Editors: Robert M. Haberle, R.Todd Clancy, Francois Forget, Michael D. Smith, and Richard W. Zerek. (This book is part of the Cambridge Planetary Science series)
Publisher: Cambridge University Press – 574 pages
Book Review by: Sonu Chandiram

Mars is the most Earth-like of our known planets so far, and space scientists have been fascinated by the diverse features of its atmosphere, climate, and physical features ever since the initial Viking missions of the 1970s and early 1980s. As we write the review in early 2018 of this 2017 book, 12 spacecraft have already flown to this ‘Red’ planet and gathered an immense amount of data that has contributed to our understanding of Mars.

This work is a compendium of this data, and the facts and ideas that have developed from it. Sixty-three specialists in various aspects of planetary science from all over the United States and eight other countries – Belgium, Denmark, Finland, France, Granada, Russia, Spain, and the United Kingdom – authored or coauthored the 18 chapters of this book.

Presented below are the titles of its chapters which serve to provide you an overview of its contents, including its scope and depth:

  1. Introduction
  2. Understanding Mars and Its Atmosphere
  3. History of Mars Atmosphere Observations
  4. Thermal Structure and Composition
  5. Mars Clouds
  6. Radiative Process: Techniques and Applications
  7. The Martian Planetary Boundary Layer
  8. Mesoscale Meteorology
  9. The Global Circulation
  10. The Mars Dust Cycle
  11. The Water Cycle
  12. The CO2 Cycle
  13. Atmospheric Photochemistry
  14. Upper Neutral Atmosphere and Ionosphere
  15. Solar Wind Interaction and Atmospheric Escape
  16. Recent Climate Variations
  17. The Early Mars Climate System
  18. Future Prospects

The Earth and Mars have these basic similar characteristics:

  • Rapid rotation
  • Relatively thin atmosphere heated by radiative and convective exchange with the surface
  • Seasonal progression of their climate

But Mars also presents crucial differences from the Earth “that can test our theory of numerical modeling capabilities in meaningful ways,” write the authors of the Introduction, who arte this book’s editors named above.

Mars is an interesting planet to study not just because of its similarities to our planet, but also because there is evidence to suggest that there was water – a critical component of life – very early in its planetary history, the editors assert.

“There was a time when life appears to have started on Earth, and when life as we know it may have been most likely to originate on Mars. For more than a century, radical planetary climate change and the possible origin and evolution of life have been major themes in the exploration of Mars,” they write.
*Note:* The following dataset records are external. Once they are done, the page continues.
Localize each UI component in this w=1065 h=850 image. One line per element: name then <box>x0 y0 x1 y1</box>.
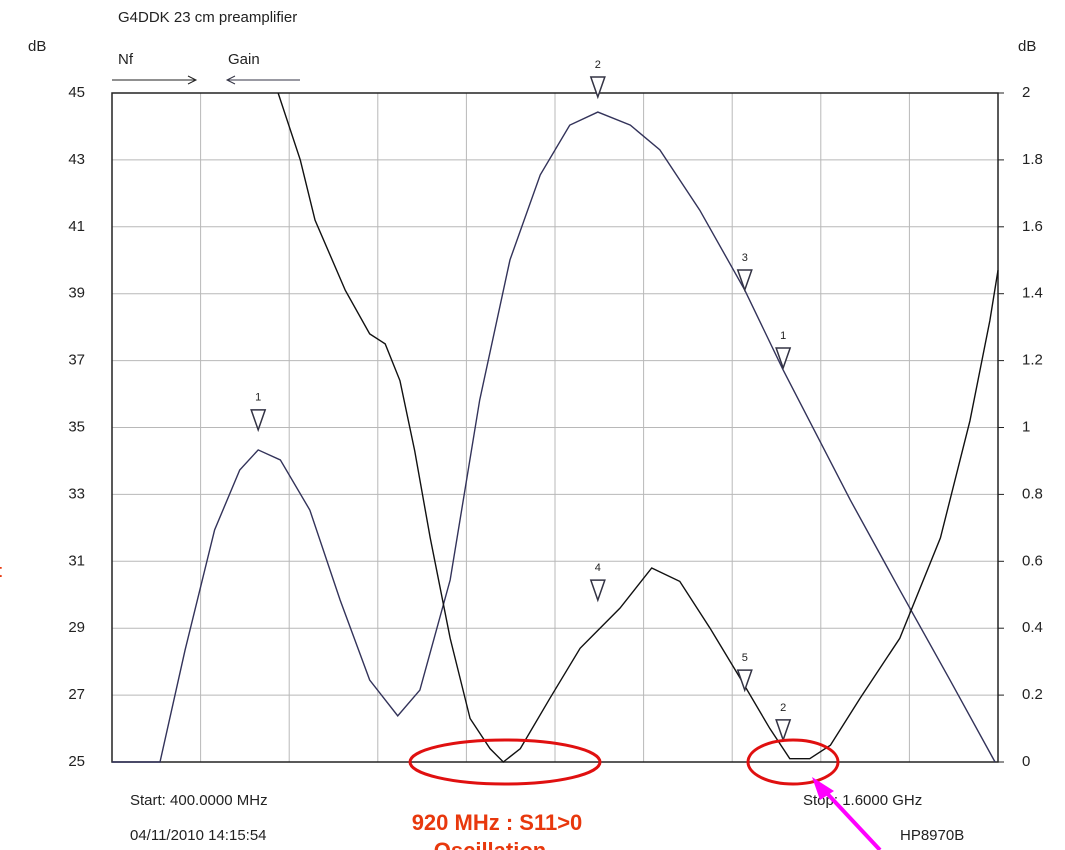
marker <box>775 347 792 371</box>
y-tick-label: 35 <box>68 418 85 435</box>
y-tick-label: 27 <box>68 686 85 703</box>
marker-label: 2 <box>595 59 601 71</box>
y-tick-label: 39 <box>68 285 85 302</box>
series-line <box>277 92 999 763</box>
y-tick-label: 37 <box>68 352 85 369</box>
y2-tick-label: 1.2 <box>1022 352 1043 369</box>
marker <box>775 719 792 743</box>
chart-title: G4DDK 23 cm preamplifier <box>118 9 297 26</box>
y2-tick-label: 1.8 <box>1022 151 1043 168</box>
y-tick-label: 45 <box>68 84 85 101</box>
marker-label: 1 <box>780 330 786 342</box>
instrument: HP8970B <box>900 827 964 844</box>
y2-tick-label: 0.2 <box>1022 686 1043 703</box>
marker-label: 4 <box>595 562 601 574</box>
marker-label: 5 <box>742 652 748 664</box>
marker <box>250 409 267 433</box>
y-axis-label: dB <box>28 38 46 55</box>
marker-label: 2 <box>780 702 786 714</box>
start-label: Start: 400.0000 MHz <box>130 792 268 809</box>
marker <box>736 269 753 293</box>
marker <box>736 669 753 693</box>
annotation: 920 MHz : S11>0 <box>412 810 583 835</box>
y-tick-label: 33 <box>68 485 85 502</box>
y2-tick-label: 0.6 <box>1022 552 1043 569</box>
y-tick-label: 41 <box>68 218 85 235</box>
pointer-arrow <box>820 786 882 850</box>
marker-label: 1 <box>255 392 261 404</box>
marker <box>589 76 606 100</box>
y2-axis-label: dB <box>1018 38 1036 55</box>
y-tick-label: 25 <box>68 753 85 770</box>
plot-area: 454341393735333129272521.81.61.41.210.80… <box>68 59 1043 770</box>
y-tick-label: 43 <box>68 151 85 168</box>
y2-tick-label: 1.4 <box>1022 285 1043 302</box>
highlight-ellipse <box>746 738 840 786</box>
series-line <box>112 111 996 763</box>
legend-label: Nf <box>118 51 134 68</box>
highlight-ellipse <box>408 738 602 786</box>
annotation: Oscillation <box>434 838 546 850</box>
stop-label: Stop: 1.6000 GHz <box>803 792 922 809</box>
plot-frame <box>111 92 999 763</box>
timestamp: 04/11/2010 14:15:54 <box>130 827 267 844</box>
y2-tick-label: 0.4 <box>1022 619 1043 636</box>
y2-tick-label: 1.6 <box>1022 218 1043 235</box>
y2-tick-label: 0.8 <box>1022 485 1043 502</box>
legend-arrow <box>225 75 300 85</box>
pointer-arrowhead <box>812 777 834 800</box>
y-tick-label: 31 <box>68 552 85 569</box>
legend-label: Gain <box>228 51 260 68</box>
marker <box>589 579 606 603</box>
y2-tick-label: 1 <box>1022 418 1030 435</box>
marker-label: 3 <box>742 252 748 264</box>
y-tick-label: 29 <box>68 619 85 636</box>
legend-arrow <box>112 75 198 85</box>
annotation: t <box>0 561 2 581</box>
y2-tick-label: 0 <box>1022 753 1030 770</box>
y2-tick-label: 2 <box>1022 84 1030 101</box>
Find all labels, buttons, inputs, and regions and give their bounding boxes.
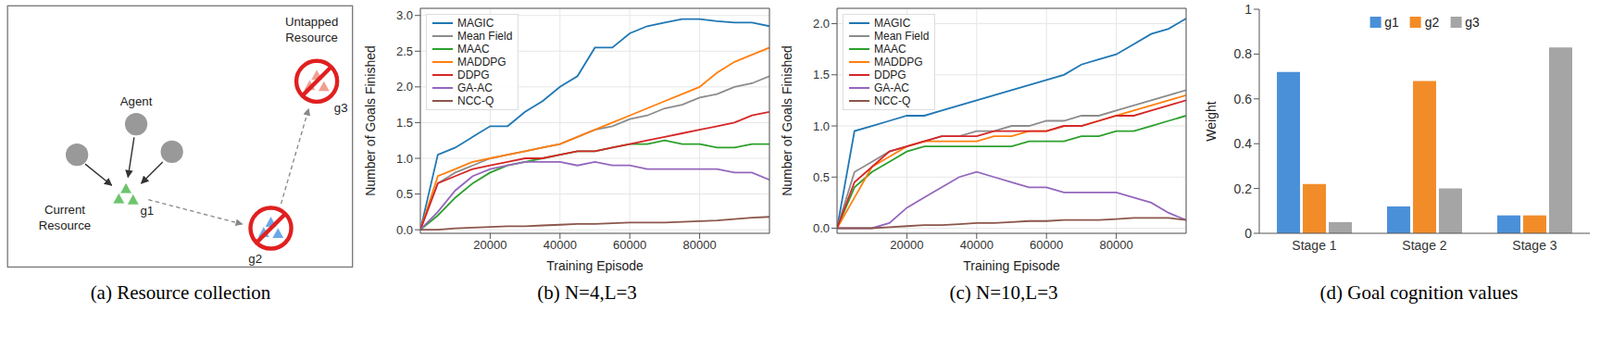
html-text:DDPG: DDPG — [457, 68, 490, 82]
html-text:DDPG: DDPG — [874, 68, 907, 82]
svg-text:3.0: 3.0 — [396, 8, 413, 23]
svg-text:0.6: 0.6 — [1234, 91, 1253, 107]
svg-text:40000: 40000 — [543, 237, 577, 252]
svg-text:g2: g2 — [248, 251, 263, 266]
svg-text:1.0: 1.0 — [396, 151, 413, 166]
svg-text:Weight: Weight — [1203, 100, 1219, 141]
svg-text:80000: 80000 — [683, 237, 717, 252]
svg-text:0.5: 0.5 — [812, 170, 830, 185]
svg-text:20000: 20000 — [473, 237, 507, 252]
html-text:(a) Resource collection: (a) Resource collection — [90, 281, 271, 304]
svg-text:0.0: 0.0 — [396, 223, 413, 238]
svg-text:Number of Goals Finished: Number of Goals Finished — [362, 45, 378, 197]
html-text:g3: g3 — [1465, 14, 1480, 30]
html-text:MAAC: MAAC — [874, 42, 907, 56]
svg-text:Stage 2: Stage 2 — [1401, 237, 1447, 253]
html-text:(c) N=10,L=3: (c) N=10,L=3 — [949, 281, 1058, 304]
svg-text:0.8: 0.8 — [1234, 46, 1253, 62]
svg-text:Stage 1: Stage 1 — [1291, 237, 1337, 253]
svg-text:0.2: 0.2 — [1234, 181, 1253, 197]
svg-text:0: 0 — [1244, 225, 1252, 241]
svg-text:20000: 20000 — [889, 237, 924, 252]
html-text:g1: g1 — [1384, 14, 1399, 30]
html-text:MADDPG: MADDPG — [874, 55, 923, 69]
html-text:MAAC: MAAC — [457, 42, 490, 56]
html-text:MAGIC: MAGIC — [457, 16, 494, 30]
html-text:Mean Field: Mean Field — [874, 29, 930, 43]
html-text:GA-AC: GA-AC — [874, 81, 910, 95]
svg-text:80000: 80000 — [1100, 237, 1134, 252]
svg-text:2.0: 2.0 — [812, 16, 830, 31]
svg-text:1: 1 — [1244, 1, 1252, 17]
svg-text:g1: g1 — [139, 203, 154, 218]
svg-text:Agent: Agent — [120, 94, 153, 109]
svg-text:Training Episode: Training Episode — [962, 258, 1061, 274]
svg-text:1.5: 1.5 — [812, 67, 830, 82]
svg-text:Resource: Resource — [285, 30, 338, 45]
html-text:(b) N=4,L=3: (b) N=4,L=3 — [537, 281, 637, 304]
svg-text:0.4: 0.4 — [1234, 136, 1253, 151]
svg-text:2.0: 2.0 — [396, 79, 413, 94]
html-text:MAGIC: MAGIC — [874, 16, 911, 30]
svg-text:40000: 40000 — [960, 237, 994, 252]
svg-text:2.5: 2.5 — [396, 44, 413, 59]
svg-text:Untapped: Untapped — [285, 14, 338, 29]
svg-text:0.0: 0.0 — [812, 221, 830, 236]
svg-text:Stage 3: Stage 3 — [1512, 237, 1557, 253]
html-text:Mean Field: Mean Field — [457, 29, 513, 43]
svg-text:Current: Current — [44, 202, 86, 217]
svg-text:0.5: 0.5 — [396, 187, 413, 201]
html-text:MADDPG: MADDPG — [457, 55, 507, 69]
html-text:NCC-Q: NCC-Q — [874, 94, 911, 108]
svg-text:Training Episode: Training Episode — [546, 258, 644, 274]
html-text:g2: g2 — [1424, 14, 1440, 30]
svg-text:Resource: Resource — [38, 218, 92, 233]
svg-text:g3: g3 — [334, 100, 349, 115]
html-text:(d) Goal cognition values: (d) Goal cognition values — [1319, 281, 1519, 304]
svg-text:1.5: 1.5 — [396, 115, 413, 130]
svg-text:60000: 60000 — [1029, 237, 1063, 252]
html-text:GA-AC: GA-AC — [457, 81, 493, 95]
svg-text:1.0: 1.0 — [812, 119, 830, 134]
svg-text:Number of Goals Finished: Number of Goals Finished — [779, 45, 795, 197]
html-text:NCC-Q: NCC-Q — [457, 94, 494, 108]
svg-text:60000: 60000 — [612, 237, 647, 252]
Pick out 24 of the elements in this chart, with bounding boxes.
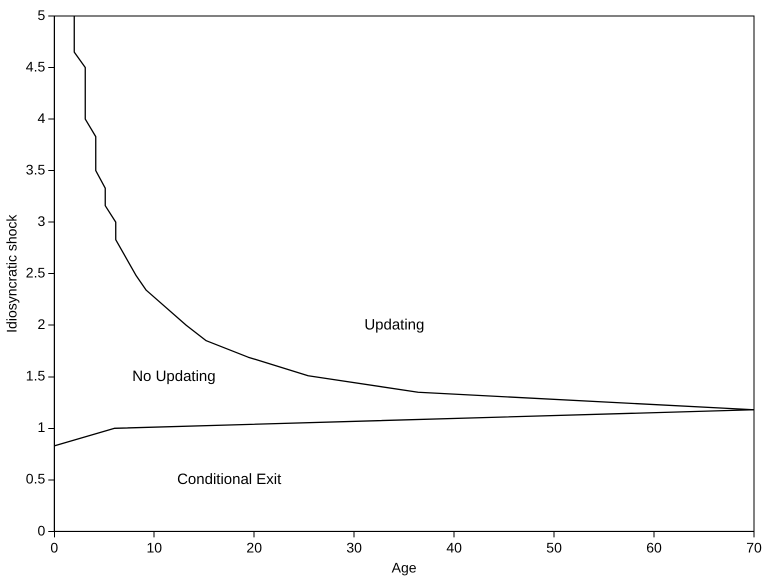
y-tick-label: 0.5 [26,470,46,487]
y-axis-title: Idiosyncratic shock [3,214,20,333]
x-tick-label: 20 [246,540,262,556]
annotation: Conditional Exit [177,471,282,488]
y-tick-label: 2.5 [26,264,46,281]
y-tick-label: 3 [37,213,46,230]
x-tick-label: 50 [546,540,562,556]
x-axis-title: Age [392,559,417,576]
y-tick-label: 5 [37,6,46,23]
x-tick-label: 0 [50,540,58,556]
x-tick-label: 40 [446,540,462,556]
annotation: Updating [364,316,424,334]
y-tick-label: 1 [37,419,46,436]
y-tick-label: 4 [37,110,46,126]
y-tick-label: 3.5 [26,161,46,178]
y-tick-label: 1.5 [26,368,46,384]
x-tick-label: 70 [746,540,762,556]
x-tick-label: 10 [146,540,162,556]
x-tick-label: 60 [646,540,662,556]
x-tick-label: 30 [346,540,362,556]
y-tick-label: 0 [37,522,46,538]
annotation: No Updating [132,368,216,385]
y-tick-label: 2 [37,316,46,332]
y-tick-label: 4.5 [26,58,46,74]
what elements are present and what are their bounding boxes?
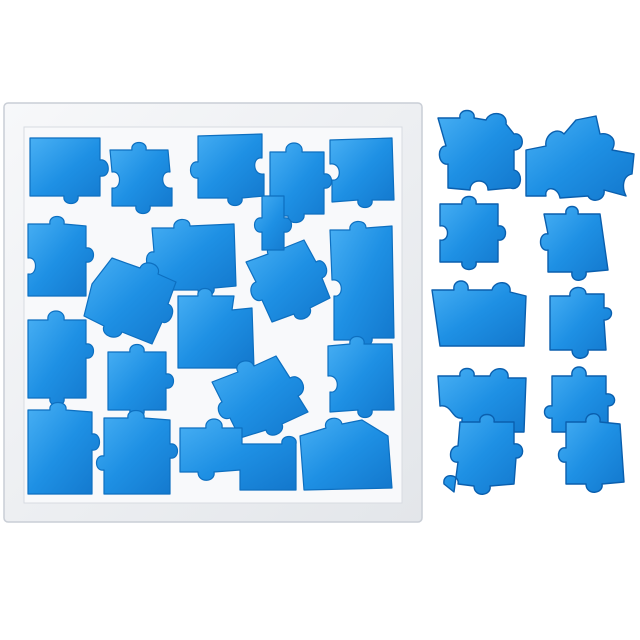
jigsaw-piece <box>539 205 609 281</box>
loose-pieces <box>431 109 635 495</box>
jigsaw-piece <box>329 137 395 209</box>
jigsaw-piece <box>177 287 255 369</box>
jigsaw-piece <box>439 195 507 271</box>
jigsaw-piece <box>27 215 95 297</box>
jigsaw-piece <box>299 417 393 491</box>
jigsaw-piece <box>437 109 523 191</box>
jigsaw-piece <box>557 413 625 493</box>
jigsaw-piece <box>253 195 293 251</box>
jigsaw-piece <box>327 335 395 419</box>
jigsaw-piece <box>95 409 179 495</box>
jigsaw-piece <box>549 286 613 359</box>
jigsaw-piece <box>27 310 95 407</box>
jigsaw-piece <box>189 133 265 207</box>
jigsaw-piece <box>179 418 297 491</box>
jigsaw-piece <box>211 355 309 439</box>
jigsaw-piece <box>83 257 177 345</box>
tray-pieces <box>27 133 395 495</box>
jigsaw-piece <box>107 343 175 419</box>
jigsaw-piece <box>329 220 395 348</box>
jigsaw-piece <box>269 142 333 224</box>
jigsaw-piece <box>525 115 635 201</box>
jigsaw-piece <box>431 280 527 347</box>
jigsaw-piece <box>29 137 109 205</box>
jigsaw-piece <box>109 141 173 215</box>
jigsaw-piece <box>27 401 101 495</box>
jigsaw-piece <box>443 413 524 495</box>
One reason to believe that life once existed on Mars is that rocks of equivalent age of the Earth are still present on Mars. Plate tectonics destroyed most such rocks, and with it the record from that early geological period on Earth. On Mars, the evidence of more recent climate change also exists. “The processes and volatile inventories of the current climate gives us clues about the past,” the editors write, perhaps referring to both planets.

“The inevitable journey of humans to Mars, the most hospitable of our planetary neighbors requires a detailed knowledge of its current resources and environment,” they add. So this makes for us to read this book.

The immense amount of detailed information in this book about Mars makes it a very valuable addition to our knowledge of this neighboring planet.




Robert M. Haberle is a senior scientist in the Space Science and Astrobiology Division at NASA Ames Research Center. His main research interests center around the atmosphere and climate of Mars: past, present, and future. He has been involved in multiple NASA missions to Mars including Pathfinder, Mars Global Surveyor, and the Mars Science Laboratory, and he has promoted and developed landed network mission concepts for atmospheric science.

Todd Clancy is a senior scientist with the Space Science Institute of Boulder, Colorado, and his research has focused on observational studies of atmospheres of the Earth, Venus, and Mars.

Francois Forget is a CNBS senior scientist in Paris, where he studies the past and present atmosphere of Mars. He has been heavily invested in the ESA missions Mars Express and Exomars 2016, and is a member of the NASA Mars Reconnaissance Orbiter (MRO) and the Insight science teams.

Michael D. Smith is a senior scientist in the Planetary Systems Laboratory of NASA’s Goddard Space Flight Center. His research interests include the meteorology and dynamics of planetary atmospheres, radiative transfer, and remote sensing techniques, and has been an active participant for more than 20 years on the science teams of eight past, current, and future spacecraft missions to Mars.

Richard W. Zurek is chief scientist for the Mars Program Office of the Jet Propulsion Laboratory (JPL), California Institute of Technology. He also serves as the project scientist for the Mars Reconnaissance Orbiter (MRO), and is involved in the development and implementation of new missions to Mars.